Geklagt hatte ein deutscher Staatsbürger, der beruflich regelmäßig zwischen Deutschland und Luxemburg pendelt. Er sah in den Kontrollen einen Verstoß gegen das Schengener Abkommen zum freien Personenverkehr. Die Maßnahmen waren zwischen März und September 2025 durchgeführt worden.

Das Urteil hat auch im Saarland politische Reaktionen ausgelöst. Die Europäische Bewegung Saarland begrüßte die Entscheidung. Präsident Timo Stockhorst erklärte, Einschränkungen der Freizügigkeit dürften „nicht zur politischen Routine werden“. Sie müssten auf einer tragfähigen rechtlichen Grundlage beruhen und mit europäischem Recht vereinbar sein.

Nach Auffassung der Organisation seien Grenzkontrollen in der Großregion weder geeignet noch verhältnismäßig, um aktuelle Herausforderungen zu lösen. Stattdessen würden sie den Alltag zahlreicher Pendlerinnen und Pendler erschweren sowie die wirtschaftliche und soziale Verflechtung der Region belasten. Die Bundesregierung wurde aufgefordert, bestehende Kontrollen zu beenden und auf europäische Lösungen zu setzen.

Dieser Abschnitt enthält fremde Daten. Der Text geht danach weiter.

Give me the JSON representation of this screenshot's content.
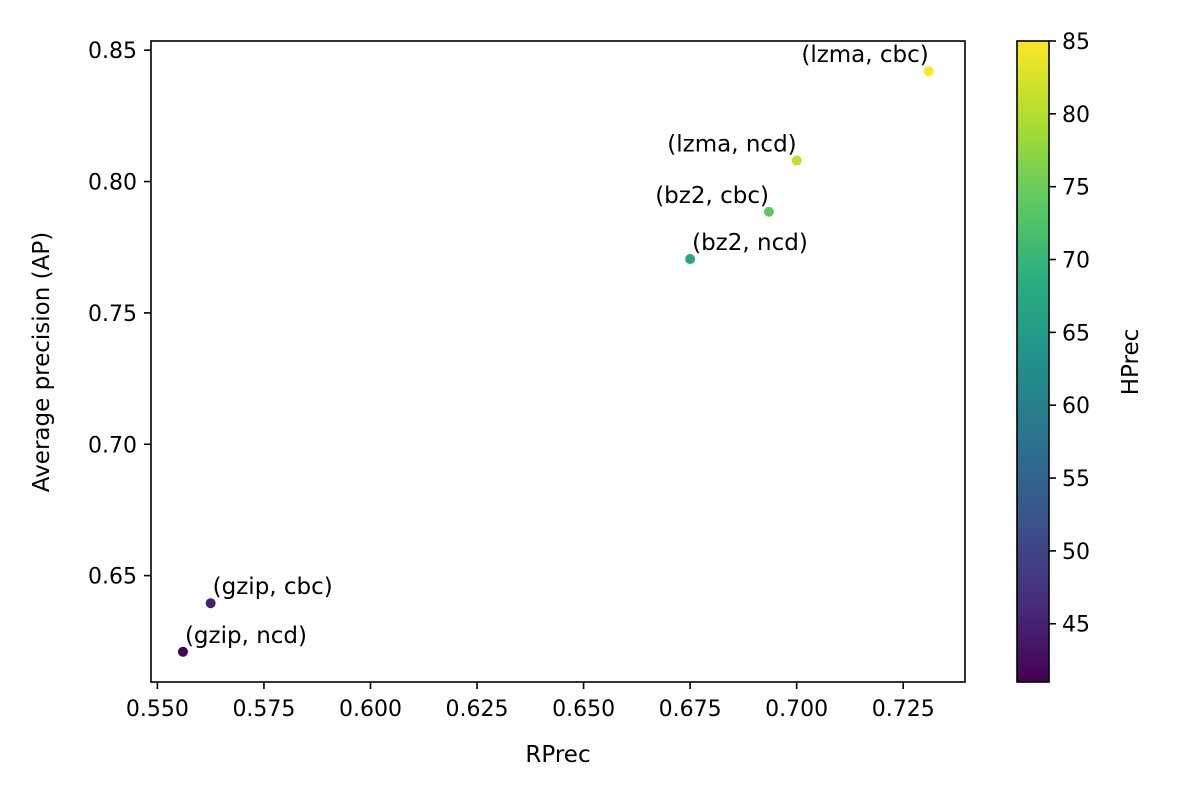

Auch die Europa-Union Saar bewertete das Urteil positiv. Landesvorsitzender Julien François Simons sprach von einer „guten Nachricht für Europa, für das Saarland und für alle Menschen, die in den Grenzregionen täglich europäische Realität leben“. Dauerhafte Binnengrenzkontrollen seien keine tragfähige Antwort auf gemeinsame europäische Herausforderungen. Zugleich forderte er, offene Grenzen langfristig durch eine gemeinsame europäische Asyl- und Migrationspolitik sowie den Schutz der EU-Außengrenzen abzusichern.

Aus der Landespolitik äußerte sich der Vorsitzende der SPD-Landtagsfraktion, Ulrich Commerçon. Er bezeichnete die Grenzkontrollen als „politischen Fehler zulasten unserer Grenzregion“. Sie hätten Pendlerinnen und Pendler belastet, den Alltag erschwert und Europa dort infrage gestellt, wo es für viele Menschen selbstverständlich sei.

Commerçon sieht in dem Urteil mögliche Auswirkungen auf weitere deutsche Grenzkontrollen. Bundesinnenminister Alexander Dobrindt solle die Entscheidung ernst nehmen. „Pauschale Grenzkontrollen sind kein Ersatz für kluge Sicherheitspolitik“, erklärte der Fraktionsvorsitzende. Für Einschränkungen der Freiheit brauche es eine tragfähige rechtliche Grundlage.